I heard like everybody else a few weeks ago that Bob Dylan had won the Nobel Prize in Literature. I was surprised, but very pleased. I was in a bar in Fayetteville, Arkansas back in the 80s talking to a neanderthal drunkard who said to me in his pronounced southern drawl, “Bob Dylan is a poet man, but I can’t stand his voice. He can’t (pronounced cain’t) sing.” Apparently the Nobel committee agrees with that guy. Well, at least the poet part.
As it turns out, I was in Vegas all this week, at one of those terrible sales conferences I’m forced to attend once or twice a year. When I go to Vegas I sort of “lose time.” I enter the conference hotel which is akin to Biosphere and I don’t come out again until it’s time to go home. I’m surprised the sky doesn’t freak me out after not seeing it for 5 days… Other than sports (Go Cubs!) I don’t manage to keep up with current events. Massive earthquakes could swallow New York and LA, the zombie apocalypse could begin, the Faces could reunite and I’d likely be oblivious to all of it. I got up in the early hours yesterday to flee Vegas like a card-counter when I finally had time to check out what’s been happening this week. It appears Mr. Dylan has been utterly silent about his Nobel Award and the Swedes are pissed off about it. There was a brief mention of the Award on Dylan’s website but almost as quickly as it appeared, it disappeared. No one knows if he’s even going to show up to accept the Award. He simply hasn’t acknowledged it. Even the New York Times published an Op-Ed entitled “What Does Dylan’s Silence on the Nobel Prize Mean?” Good luck figuring that out, pal.
I have to ask the question at this point… Is anybody surprised by this response from Dylan. I certainly am not. He’s been surprising us his whole career. To review…
After releasing two of the greatest folk albums of all time, chock full of protest tunes, “The Freewheelin’ Bob Dylan” and “The Times They Are A-Changing,” Dylan released “Another Side of Bob Dylan” which, while still “folky” wasn’t really a protest, folk album. I read a review that called it a rock and roll album without any of the instrumentation. I know that had to throw his loyal, beatnik following for a loop back then.

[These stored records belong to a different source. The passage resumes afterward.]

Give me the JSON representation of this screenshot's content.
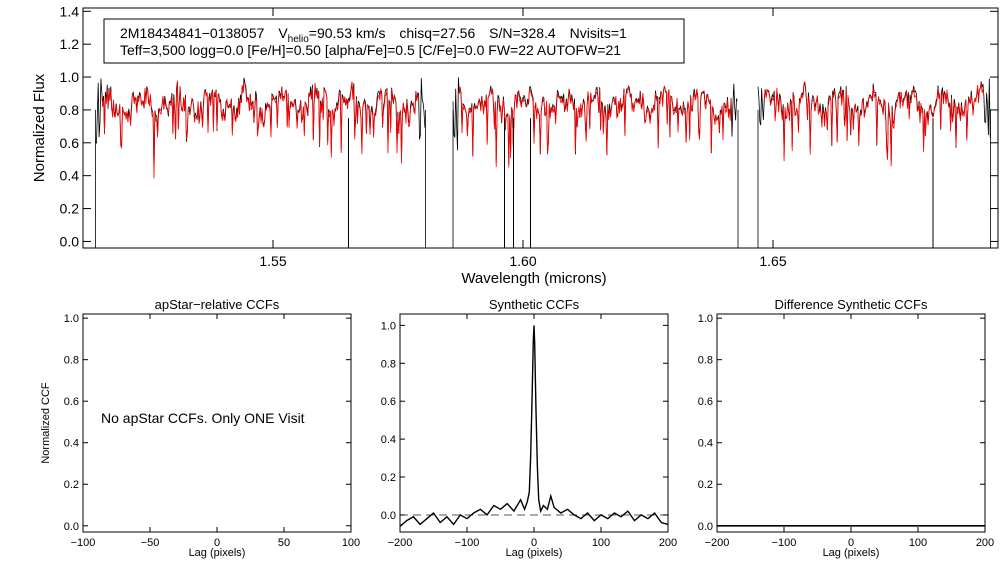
{
  "chart_data": [
    {
      "id": "spectrum",
      "type": "line",
      "xlabel": "Wavelength (microns)",
      "ylabel": "Normalized Flux",
      "xlim": [
        1.512,
        1.695
      ],
      "ylim": [
        -0.04,
        1.42
      ],
      "x_ticks": [
        1.55,
        1.6,
        1.65
      ],
      "x_tick_labels": [
        "1.55",
        "1.60",
        "1.65"
      ],
      "y_ticks": [
        0.0,
        0.2,
        0.4,
        0.6,
        0.8,
        1.0,
        1.2,
        1.4
      ],
      "y_tick_labels": [
        "0.0",
        "0.2",
        "0.4",
        "0.6",
        "0.8",
        "1.0",
        "1.2",
        "1.4"
      ],
      "chips": [
        [
          1.5145,
          1.5805
        ],
        [
          1.586,
          1.643
        ],
        [
          1.647,
          1.6935
        ]
      ],
      "series": [
        {
          "name": "observed spectrum",
          "color": "#000000"
        },
        {
          "name": "best-fit synthetic spectrum",
          "color": "#ff0000"
        }
      ],
      "deep_lines": [
        {
          "x": 1.5651,
          "y": -0.04
        },
        {
          "x": 1.5963,
          "y": -0.04
        },
        {
          "x": 1.5981,
          "y": -0.04
        },
        {
          "x": 1.6015,
          "y": -0.04
        },
        {
          "x": 1.682,
          "y": -0.04
        }
      ],
      "annotation": {
        "star": "2M18434841−0138057",
        "v_label": "V",
        "v_sub": "helio",
        "v_value": "=90.53 km/s",
        "chisq": "chisq=27.56",
        "sn": "S/N=328.4",
        "nvisits": "Nvisits=1",
        "line2": "Teff=3,500 logg=0.0 [Fe/H]=0.50 [alpha/Fe]=0.5 [C/Fe]=0.0 FW=22 AUTOFW=21"
      }
    },
    {
      "id": "apstar_ccf",
      "type": "line",
      "title": "apStar−relative CCFs",
      "xlabel": "Lag (pixels)",
      "ylabel": "Normalized CCF",
      "xlim": [
        -100,
        100
      ],
      "ylim": [
        -0.03,
        1.02
      ],
      "x_ticks": [
        -100,
        -50,
        0,
        50,
        100
      ],
      "x_tick_labels": [
        "−100",
        "−50",
        "0",
        "50",
        "100"
      ],
      "y_ticks": [
        0.0,
        0.2,
        0.4,
        0.6,
        0.8,
        1.0
      ],
      "y_tick_labels": [
        "0.0",
        "0.2",
        "0.4",
        "0.6",
        "0.8",
        "1.0"
      ],
      "message": "No apStar CCFs.  Only ONE Visit",
      "series": []
    },
    {
      "id": "synthetic_ccf",
      "type": "line",
      "title": "Synthetic CCFs",
      "xlabel": "Lag (pixels)",
      "xlim": [
        -200,
        200
      ],
      "ylim": [
        -0.09,
        1.06
      ],
      "x_ticks": [
        -200,
        -100,
        0,
        100,
        200
      ],
      "x_tick_labels": [
        "−200",
        "−100",
        "0",
        "100",
        "200"
      ],
      "y_ticks": [
        0.0,
        0.2,
        0.4,
        0.6,
        0.8,
        1.0
      ],
      "y_tick_labels": [
        "0.0",
        "0.2",
        "0.4",
        "0.6",
        "0.8",
        "1.0"
      ],
      "baseline": 0.0,
      "series": [
        {
          "name": "CCF",
          "x": [
            -200,
            -190,
            -180,
            -170,
            -160,
            -150,
            -140,
            -130,
            -120,
            -110,
            -100,
            -90,
            -80,
            -70,
            -60,
            -50,
            -40,
            -30,
            -20,
            -14,
            -10,
            -7,
            -5,
            -3,
            -1,
            0,
            1,
            3,
            5,
            7,
            10,
            14,
            20,
            25,
            30,
            40,
            50,
            60,
            70,
            80,
            90,
            100,
            110,
            120,
            130,
            140,
            150,
            160,
            170,
            180,
            190,
            200
          ],
          "y": [
            -0.06,
            -0.03,
            -0.01,
            -0.05,
            -0.02,
            0.01,
            -0.04,
            -0.01,
            -0.05,
            0.0,
            -0.02,
            0.01,
            0.03,
            0.0,
            0.05,
            0.03,
            0.06,
            0.02,
            0.08,
            0.03,
            0.07,
            0.12,
            0.3,
            0.6,
            0.92,
            1.0,
            0.9,
            0.55,
            0.25,
            0.08,
            0.02,
            0.05,
            0.03,
            0.1,
            0.04,
            0.01,
            0.03,
            0.0,
            -0.02,
            0.01,
            -0.03,
            0.0,
            -0.02,
            0.01,
            -0.01,
            0.02,
            -0.03,
            0.0,
            -0.02,
            0.01,
            -0.04,
            -0.05
          ]
        }
      ]
    },
    {
      "id": "difference_ccf",
      "type": "line",
      "title": "Difference Synthetic CCFs",
      "xlabel": "Lag (pixels)",
      "xlim": [
        -200,
        200
      ],
      "ylim": [
        -0.03,
        1.02
      ],
      "x_ticks": [
        -200,
        -100,
        0,
        100,
        200
      ],
      "x_tick_labels": [
        "−200",
        "−100",
        "0",
        "100",
        "200"
      ],
      "y_ticks": [
        0.0,
        0.2,
        0.4,
        0.6,
        0.8,
        1.0
      ],
      "y_tick_labels": [
        "0.0",
        "0.2",
        "0.4",
        "0.6",
        "0.8",
        "1.0"
      ],
      "series": [
        {
          "name": "difference CCF",
          "x": [
            -200,
            200
          ],
          "y": [
            0.0,
            0.0
          ]
        }
      ]
    }
  ]
}
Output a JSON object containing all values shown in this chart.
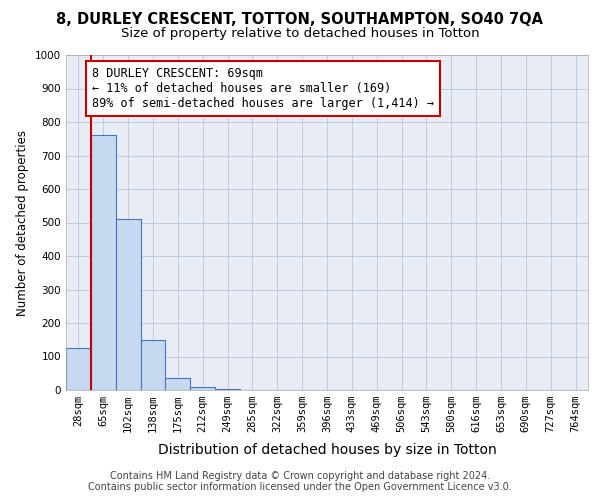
{
  "title_line1": "8, DURLEY CRESCENT, TOTTON, SOUTHAMPTON, SO40 7QA",
  "title_line2": "Size of property relative to detached houses in Totton",
  "xlabel": "Distribution of detached houses by size in Totton",
  "ylabel": "Number of detached properties",
  "categories": [
    "28sqm",
    "65sqm",
    "102sqm",
    "138sqm",
    "175sqm",
    "212sqm",
    "249sqm",
    "285sqm",
    "322sqm",
    "359sqm",
    "396sqm",
    "433sqm",
    "469sqm",
    "506sqm",
    "543sqm",
    "580sqm",
    "616sqm",
    "653sqm",
    "690sqm",
    "727sqm",
    "764sqm"
  ],
  "values": [
    125,
    760,
    510,
    148,
    35,
    10,
    2,
    0,
    0,
    0,
    0,
    0,
    0,
    0,
    0,
    0,
    0,
    0,
    0,
    0,
    0
  ],
  "bar_color": "#c6d9f0",
  "bar_edge_color": "#4472c4",
  "vline_x": 0.5,
  "vline_color": "#c00000",
  "annotation_text": "8 DURLEY CRESCENT: 69sqm\n← 11% of detached houses are smaller (169)\n89% of semi-detached houses are larger (1,414) →",
  "annotation_box_color": "#ffffff",
  "annotation_box_edgecolor": "#c00000",
  "ylim": [
    0,
    1000
  ],
  "yticks": [
    0,
    100,
    200,
    300,
    400,
    500,
    600,
    700,
    800,
    900,
    1000
  ],
  "background_color": "#ffffff",
  "plot_bg_color": "#e8edf5",
  "grid_color": "#b8c4d8",
  "footer_line1": "Contains HM Land Registry data © Crown copyright and database right 2024.",
  "footer_line2": "Contains public sector information licensed under the Open Government Licence v3.0.",
  "title_fontsize": 10.5,
  "subtitle_fontsize": 9.5,
  "ylabel_fontsize": 8.5,
  "xlabel_fontsize": 10,
  "tick_fontsize": 7.5,
  "annotation_fontsize": 8.5,
  "footer_fontsize": 7
}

On the heels of that he turns electric at Newport, backed by members of the intrepid Paul Butterfield Blues Band (I’ve got to write something about Michael Bloomfield sometime…) and once again his fans are freaked out. He then records a series of world changing masterpieces (“Bringing It All Back Home,” “Highway 61 Revisited,” and “Blonde On Blonde”) of which the first two had acoustic halves but “Blonde…” was full on blues rock. At one point during all this, backed by the musicians who became The Band, Dylan was booed and called Judas by his “adoring fans.”

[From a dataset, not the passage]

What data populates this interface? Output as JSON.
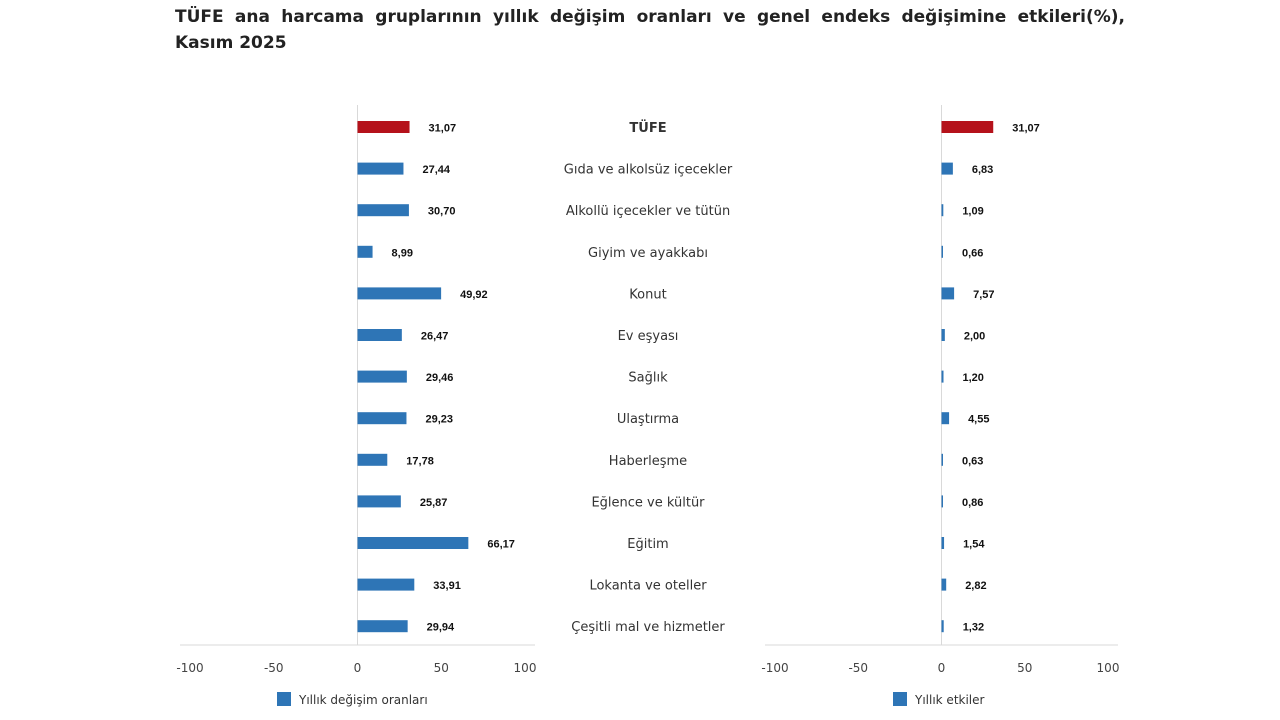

After a period in the wilderness where he created country-rock (“Nashville Skyline,” another surprise) and the tremendous comeback of “Blood On The Tracks” and “Desire” Dylan turns everything upside down by going through his “Christian period.” The voice of the counterculture in the 60’s becomes a bible thumping, religious zealot, going so far as to preach about Jesus from the stage of his concerts. You have to admit, the guy has balls.

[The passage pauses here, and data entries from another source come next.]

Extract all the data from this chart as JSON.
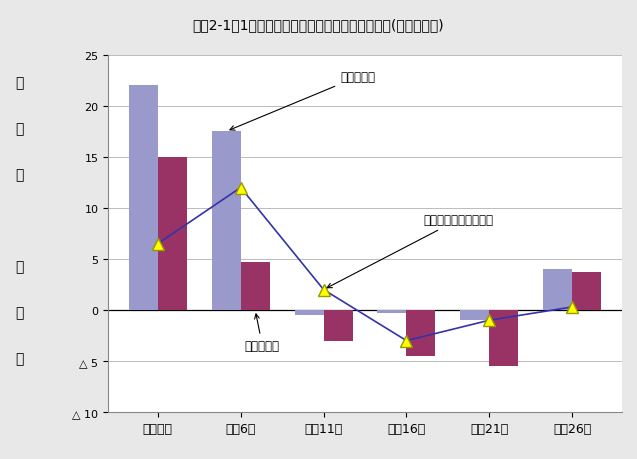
{
  "title": "図袅2-1　1か月平均実収入の対前回増加率の推移(勤労者世帯)",
  "categories": [
    "平成元年",
    "平成6年",
    "平成11年",
    "平成16年",
    "平成21年",
    "平成26年"
  ],
  "nominal_rate": [
    22.0,
    17.5,
    -0.5,
    -0.3,
    -1.0,
    4.0
  ],
  "real_rate": [
    15.0,
    4.7,
    -3.0,
    -4.5,
    -5.5,
    3.7
  ],
  "cpi_rate": [
    6.5,
    12.0,
    2.0,
    -3.0,
    -1.0,
    0.3
  ],
  "bar_color_nominal": "#9999cc",
  "bar_color_real": "#993366",
  "line_color": "#3333aa",
  "marker_color": "#ffff00",
  "marker_edge_color": "#999900",
  "ylabel_chars": [
    "増",
    "加",
    "率",
    "",
    "（",
    "％",
    "）"
  ],
  "ylim_min": -10,
  "ylim_max": 25,
  "yticks": [
    -10,
    -5,
    0,
    5,
    10,
    15,
    20,
    25
  ],
  "ytick_labels": [
    "△ 10",
    "△ 5",
    "0",
    "5",
    "10",
    "15",
    "20",
    "25"
  ],
  "annotation_nominal": "名目増加率",
  "annotation_real": "実質増加率",
  "annotation_cpi": "消費者物価指数上昇率",
  "bar_width": 0.35,
  "background_color": "#e8e8e8",
  "plot_bg_color": "#ffffff",
  "spine_color": "#888888",
  "grid_color": "#bbbbbb"
}
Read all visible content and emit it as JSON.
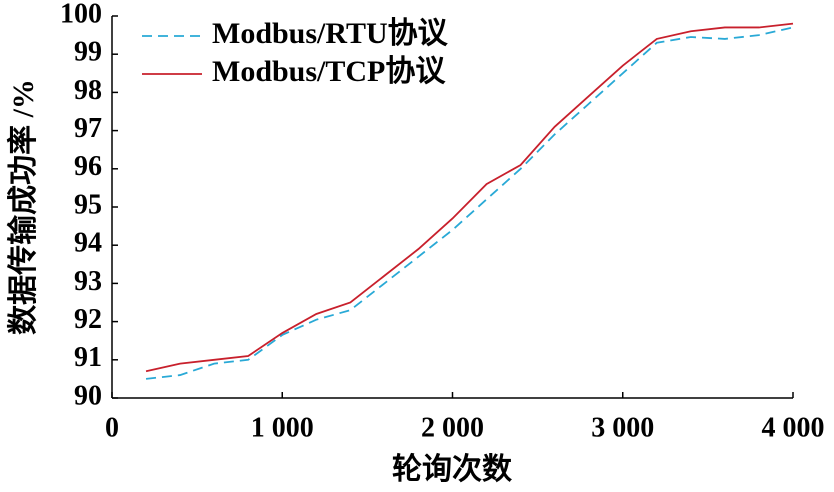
{
  "chart_data": {
    "type": "line",
    "xlabel": "轮询次数",
    "ylabel": "数据传输成功率 /%",
    "x": [
      200,
      400,
      600,
      800,
      1000,
      1200,
      1400,
      1600,
      1800,
      2000,
      2200,
      2400,
      2600,
      2800,
      3000,
      3200,
      3400,
      3600,
      3800,
      4000
    ],
    "series": [
      {
        "name": "Modbus/RTU协议",
        "color": "#29a9d6",
        "linestyle": "dashed",
        "values": [
          90.5,
          90.6,
          90.9,
          91.0,
          91.65,
          92.05,
          92.3,
          93.0,
          93.7,
          94.4,
          95.2,
          96.0,
          96.9,
          97.7,
          98.5,
          99.3,
          99.45,
          99.4,
          99.5,
          99.7
        ]
      },
      {
        "name": "Modbus/TCP协议",
        "color": "#c8202c",
        "linestyle": "solid",
        "values": [
          90.7,
          90.9,
          91.0,
          91.1,
          91.7,
          92.2,
          92.5,
          93.2,
          93.9,
          94.7,
          95.6,
          96.1,
          97.1,
          97.9,
          98.7,
          99.4,
          99.6,
          99.7,
          99.7,
          99.8
        ]
      }
    ],
    "xlim": [
      0,
      4000
    ],
    "xticks": [
      0,
      {
        "value": 1000,
        "label": "1 000"
      },
      {
        "value": 2000,
        "label": "2 000"
      },
      {
        "value": 3000,
        "label": "3 000"
      },
      {
        "value": 4000,
        "label": "4 000"
      }
    ],
    "ylim": [
      90,
      100
    ],
    "yticks": [
      90,
      91,
      92,
      93,
      94,
      95,
      96,
      97,
      98,
      99,
      100
    ],
    "grid": false,
    "legend": "upper left"
  }
}
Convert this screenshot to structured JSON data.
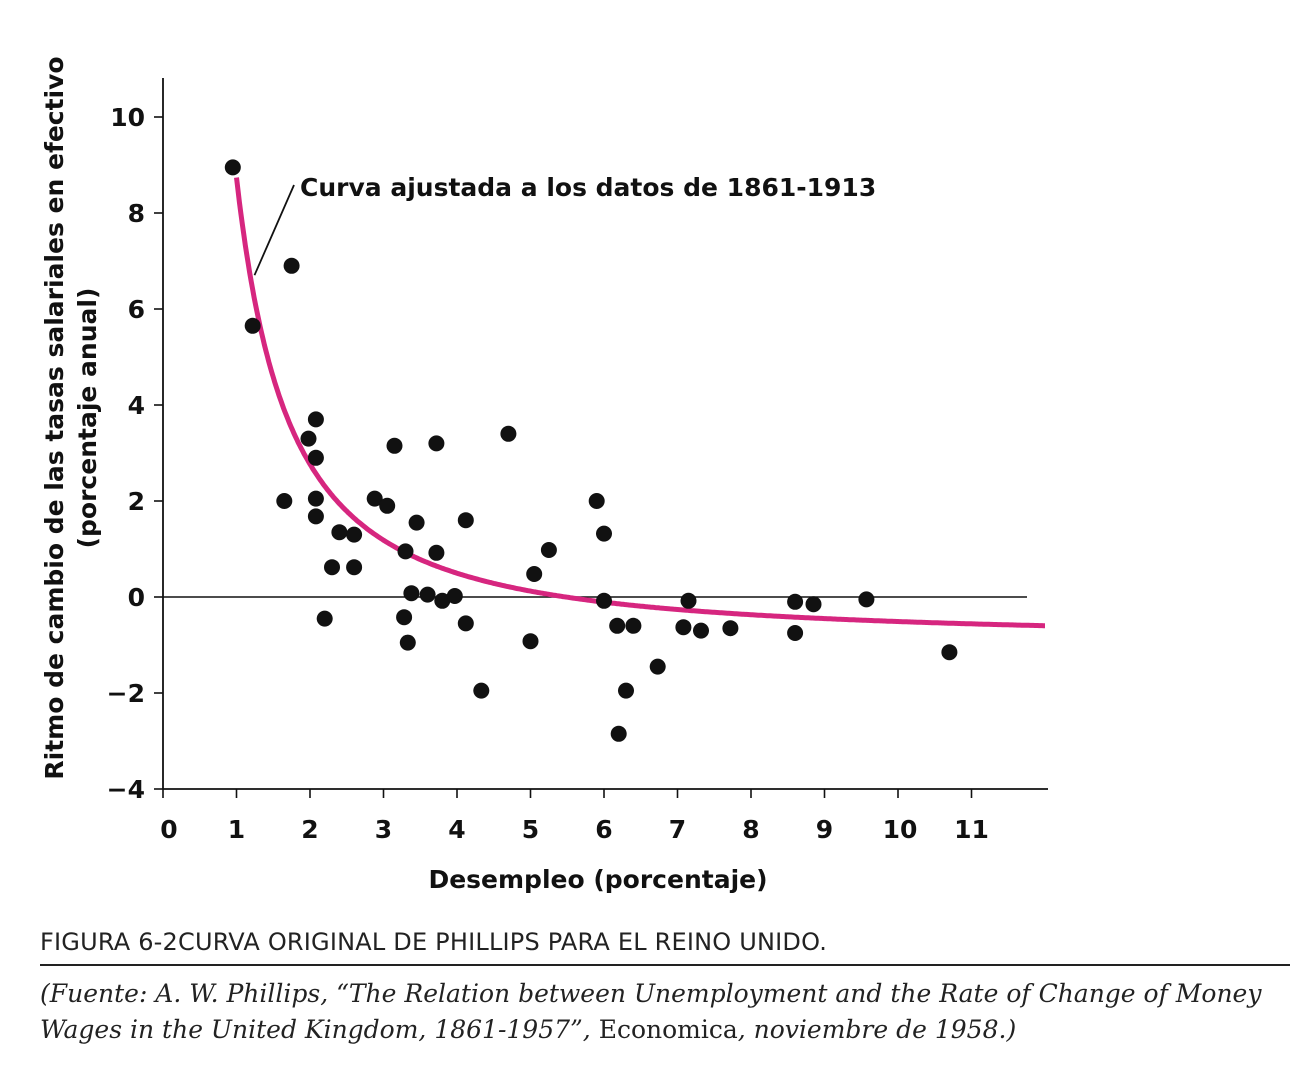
{
  "chart_data": {
    "type": "scatter",
    "xlabel": "Desempleo (porcentaje)",
    "ylabel": [
      "Ritmo de cambio de las tasas salariales en efectivo",
      "(porcentaje anual)"
    ],
    "xlim": [
      0,
      12
    ],
    "ylim": [
      -4,
      10.8
    ],
    "xticks": [
      "0",
      "1",
      "2",
      "3",
      "4",
      "5",
      "6",
      "7",
      "8",
      "9",
      "10",
      "11"
    ],
    "yticks": [
      "10",
      "8",
      "6",
      "4",
      "2",
      "0",
      "−2",
      "−4"
    ],
    "ytick_values": [
      10,
      8,
      6,
      4,
      2,
      0,
      -2,
      -4
    ],
    "zero_line": true,
    "grid": false,
    "annotation": "Curva ajustada a los datos de 1861-1913",
    "curve": {
      "name": "Curva ajustada a los datos de 1861-1913",
      "color": "#d6267f",
      "formula": "y = -0.9 + 9.638 * x^-1.394",
      "x": [
        1.0,
        1.1,
        1.2,
        1.3,
        1.4,
        1.5,
        1.6,
        1.7,
        1.8,
        1.9,
        2.0,
        2.2,
        2.4,
        2.6,
        2.8,
        3.0,
        3.3,
        3.6,
        4.0,
        4.5,
        5.0,
        5.5,
        6.0,
        6.5,
        7.0,
        7.5,
        8.0,
        8.5,
        9.0,
        9.5,
        10.0,
        10.5,
        11.0,
        11.5,
        12.0
      ],
      "y": [
        10.0,
        8.47,
        7.28,
        6.35,
        5.62,
        5.02,
        4.52,
        4.1,
        3.74,
        3.43,
        3.17,
        2.72,
        2.37,
        2.08,
        1.85,
        1.64,
        1.4,
        1.2,
        0.99,
        0.78,
        0.62,
        0.49,
        0.38,
        0.29,
        0.21,
        0.14,
        0.08,
        0.03,
        -0.02,
        -0.06,
        -0.1,
        -0.13,
        -0.16,
        -0.19,
        -0.22
      ]
    },
    "points": [
      {
        "x": 0.95,
        "y": 8.95
      },
      {
        "x": 1.22,
        "y": 5.65
      },
      {
        "x": 1.65,
        "y": 2.0
      },
      {
        "x": 1.75,
        "y": 6.9
      },
      {
        "x": 1.98,
        "y": 3.3
      },
      {
        "x": 2.08,
        "y": 3.7
      },
      {
        "x": 2.08,
        "y": 2.9
      },
      {
        "x": 2.08,
        "y": 2.05
      },
      {
        "x": 2.08,
        "y": 1.68
      },
      {
        "x": 2.2,
        "y": -0.45
      },
      {
        "x": 2.3,
        "y": 0.62
      },
      {
        "x": 2.4,
        "y": 1.35
      },
      {
        "x": 2.6,
        "y": 1.3
      },
      {
        "x": 2.6,
        "y": 0.62
      },
      {
        "x": 2.88,
        "y": 2.05
      },
      {
        "x": 3.05,
        "y": 1.9
      },
      {
        "x": 3.15,
        "y": 3.15
      },
      {
        "x": 3.3,
        "y": 0.95
      },
      {
        "x": 3.28,
        "y": -0.42
      },
      {
        "x": 3.33,
        "y": -0.95
      },
      {
        "x": 3.38,
        "y": 0.08
      },
      {
        "x": 3.45,
        "y": 1.55
      },
      {
        "x": 3.6,
        "y": 0.05
      },
      {
        "x": 3.72,
        "y": 3.2
      },
      {
        "x": 3.72,
        "y": 0.92
      },
      {
        "x": 3.8,
        "y": -0.08
      },
      {
        "x": 3.97,
        "y": 0.02
      },
      {
        "x": 4.12,
        "y": 1.6
      },
      {
        "x": 4.12,
        "y": -0.55
      },
      {
        "x": 4.33,
        "y": -1.95
      },
      {
        "x": 4.7,
        "y": 3.4
      },
      {
        "x": 5.0,
        "y": -0.92
      },
      {
        "x": 5.05,
        "y": 0.48
      },
      {
        "x": 5.25,
        "y": 0.98
      },
      {
        "x": 5.9,
        "y": 2.0
      },
      {
        "x": 6.0,
        "y": 1.32
      },
      {
        "x": 6.0,
        "y": -0.08
      },
      {
        "x": 6.18,
        "y": -0.6
      },
      {
        "x": 6.2,
        "y": -2.85
      },
      {
        "x": 6.3,
        "y": -1.95
      },
      {
        "x": 6.4,
        "y": -0.6
      },
      {
        "x": 6.73,
        "y": -1.45
      },
      {
        "x": 7.08,
        "y": -0.63
      },
      {
        "x": 7.15,
        "y": -0.08
      },
      {
        "x": 7.32,
        "y": -0.7
      },
      {
        "x": 7.72,
        "y": -0.65
      },
      {
        "x": 8.6,
        "y": -0.1
      },
      {
        "x": 8.6,
        "y": -0.75
      },
      {
        "x": 8.85,
        "y": -0.15
      },
      {
        "x": 9.57,
        "y": -0.05
      },
      {
        "x": 10.7,
        "y": -1.15
      }
    ]
  },
  "caption": {
    "figure_number": "FIGURA 6-2",
    "title": "CURVA ORIGINAL DE PHILLIPS PARA EL REINO UNIDO."
  },
  "source": {
    "part1": "(Fuente: A. W. Phillips, “The Relation between Unemployment and the Rate of Change of Money Wages in the United Kingdom, 1861-1957”,",
    "part2": "Economica",
    "part3": ", noviembre de 1958.)"
  }
}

After everyone in the world thought that Dylan’s career and creativity were long dead he launches a late career renaissance with “Time Out of Mind.” He had a string of records after that that were great, great records. I urge all of you to check out “Modern Times” and “Love and Theft” at the very least.
A few years ago the man did a Victoria Secrets commercial. From “Christian period” to hawking bras. Who saw that coming? The man has put on some of the most confounding concerts of anybody since Elvis. I saw him a few years ago with Merle Haggard and Hags blew him off the stage. Dylan stood at the keyboards, staring vacantly into the crowd. Even I, who am a fanatic about Dylan, had to struggle to name the songs he was playing. More recently he’s put out two Frank Sinatra cover albums. The greatest song writer in the history of music, who has won a fucking Nobel Prize, is doing the great American songbook in a sleepy, bar band, saloon style.
The man has been confounding and confusing us for his entire career. And now the Swedes are pissed off? Come on guys, what did you expect? A conventional response? A humbled Dylan showing up in a tuxedo to give a speech. As a true artist, the man has never allowed himself to be confined to the expectations of his fans, the Nobel committee, or anybody else. And frankly, when you think about it, that’s a pretty Rock And Roll thing to do.
Rage on in your silence Mr. Dylan. At this point, I’d be disappointed if he showed up.